I have a code that needs to evaluate the arc length equation below:
syms x
a = 10; b = 10; c = 10; d = 10;
fun = 4*a*x^3+3*b*x^2+2*c*x+d
int((1+(fun)^2)^.5)
but all that returns is below:
ans = int(((40*x^3 + 30*x^2 + 20*x + 10)^2 + 1)^(1/2), x)
Why wont matlab evaluate this integral? I added a line under to check if it would evaulate int(x) and it returned the desired result.

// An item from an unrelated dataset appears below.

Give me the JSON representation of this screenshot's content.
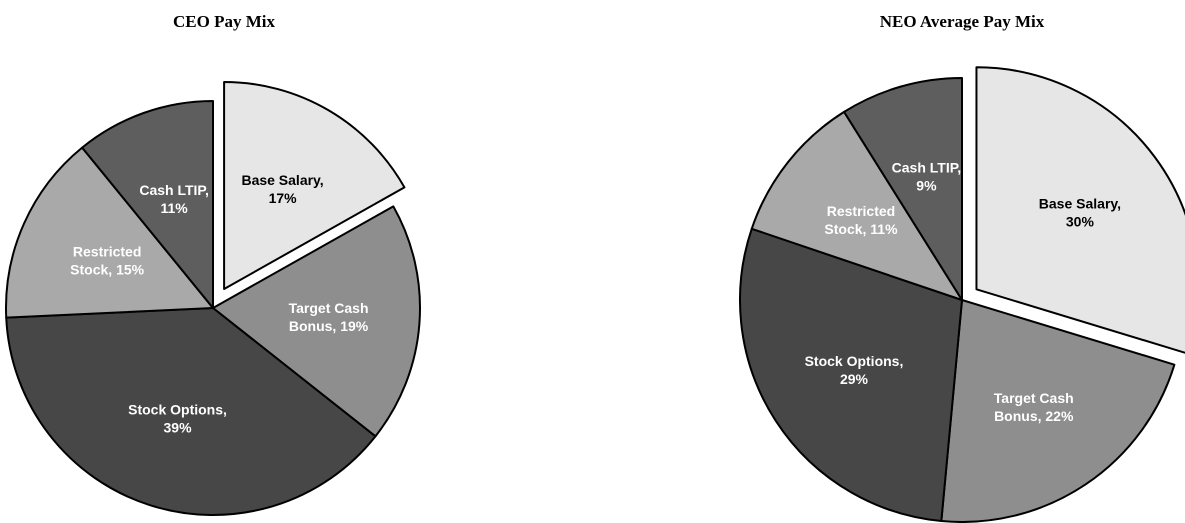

Problems involving square roots of functions may be tricky to intgrate. I am not sure whether the integral exists or not, but it if you look up the integral of a second order polynomial you will see that this one is already quite a mess. What you would have, would you expand the function inside the square root, would be a ninth order polynomial. If this integral actually would exist it may be too complex to calculate.
Anyway, if you think about it, would anyone really become any wiser by finding the analytical solution of this? If that is not the case a numerical solution should be sufficient.
EDIT
As thewaywewalk said in the comment, a general rule to calculate these kinds of integrals would be valuable, but to know the primitive function to the particular integral would probably be overkill (if a solution could be found).
Instead define the function as an anonymous function
fun = #(x) sqrt((4*a*x.^3+3*b*x.^2+2*c*x+d).^2+1);
and use integral to evaluate the function between some range, eg
integral(fun,0,100);
for evaluating the function in the closed interval [0,100].